One of these days, Erdem Moralioglu really ought to costume a historical movie. This season is a sort of pre-fall trailer for the season to come; a staging-post between his exquisite, veiled, museum conservation-inspired show for spring, and the ideas he’s rehearsing for his upcoming fall runway. “It’s about bringing this Victorian world to life.”
It’s not that Erdem’s collections are ever front-on costumey. They’re made for the social whirl of modern events, balanced out with his more practical daywear takes on tailoring, trousers, and suchlike. Nadine Ijewere was photographing his notes on a theme—puffed-sleeved dresses, varieties of long-skirted silhouettes, cropped bustiers, elaborate-but-light textures and embroideries, and more sober coats—while he talked through the backstory that lies behind them.
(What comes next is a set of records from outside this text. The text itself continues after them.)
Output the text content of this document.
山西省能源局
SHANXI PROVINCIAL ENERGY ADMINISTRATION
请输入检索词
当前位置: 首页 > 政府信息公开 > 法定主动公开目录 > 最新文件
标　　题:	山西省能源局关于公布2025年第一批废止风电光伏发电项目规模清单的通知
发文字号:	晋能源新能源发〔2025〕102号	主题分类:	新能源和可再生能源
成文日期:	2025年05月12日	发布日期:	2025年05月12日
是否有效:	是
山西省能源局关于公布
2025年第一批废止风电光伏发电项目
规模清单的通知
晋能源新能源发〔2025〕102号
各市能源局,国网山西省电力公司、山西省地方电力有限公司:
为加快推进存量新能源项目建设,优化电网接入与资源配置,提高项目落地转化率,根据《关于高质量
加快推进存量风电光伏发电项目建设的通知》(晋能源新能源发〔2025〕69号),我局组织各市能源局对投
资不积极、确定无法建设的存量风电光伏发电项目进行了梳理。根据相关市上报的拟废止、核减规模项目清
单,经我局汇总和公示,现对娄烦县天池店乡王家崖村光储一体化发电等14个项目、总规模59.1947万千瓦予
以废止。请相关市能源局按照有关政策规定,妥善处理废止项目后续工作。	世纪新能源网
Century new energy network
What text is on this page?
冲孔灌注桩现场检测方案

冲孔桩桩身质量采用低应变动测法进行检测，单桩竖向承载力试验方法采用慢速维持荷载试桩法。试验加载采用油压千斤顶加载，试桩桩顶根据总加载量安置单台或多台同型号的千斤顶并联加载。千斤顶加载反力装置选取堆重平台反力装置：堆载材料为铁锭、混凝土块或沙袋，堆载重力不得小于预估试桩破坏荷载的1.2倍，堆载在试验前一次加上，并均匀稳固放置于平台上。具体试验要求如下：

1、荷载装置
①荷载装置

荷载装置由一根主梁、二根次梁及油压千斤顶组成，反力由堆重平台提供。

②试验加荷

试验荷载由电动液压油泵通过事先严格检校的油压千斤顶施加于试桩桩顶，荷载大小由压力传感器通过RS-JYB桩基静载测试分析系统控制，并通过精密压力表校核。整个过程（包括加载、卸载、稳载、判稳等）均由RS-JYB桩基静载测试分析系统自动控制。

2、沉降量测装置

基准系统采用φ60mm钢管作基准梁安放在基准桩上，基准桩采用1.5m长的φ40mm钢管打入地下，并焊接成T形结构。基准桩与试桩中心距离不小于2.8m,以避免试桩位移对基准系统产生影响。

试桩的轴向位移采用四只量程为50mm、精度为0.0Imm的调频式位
This chapter’s colors, prints, silhouettes, and suggestions of under-things are shadow-projections of his research in the London Library in St James’s Square. “I’m there every Tuesday. I mean, you can read books that Virginia Woolf used to borrow!” Erdem’s recent studies have immersed him in the wallpapers and upholsteries of Victorian houses, and the crinolined fashions worn by the women who lived in them. “I’ve been looking at this time, around the 1860s, when the Industrial Revolution was happening. When there were new dyes—this arsenic green became possible and cyanotype photography.”
A flounced, dark green ball skirt, a Watteau-back dress, broderie anglaise petticoat dresses, and 3-D anemone appliqués came out of his hours of study, while narrow, pleated, flower-sprigged dresses harked more towards children’s book illustrations by Kate Greenaway.
Every season, his narratives sound more like the pages of an evolving script. Are there definite characters beginning to emerge from these pre-fall sketches? There usually are, by the time Erdem gets to mount his runway shows. We’ll see when his next act takes the stage in London Fashion Week in February.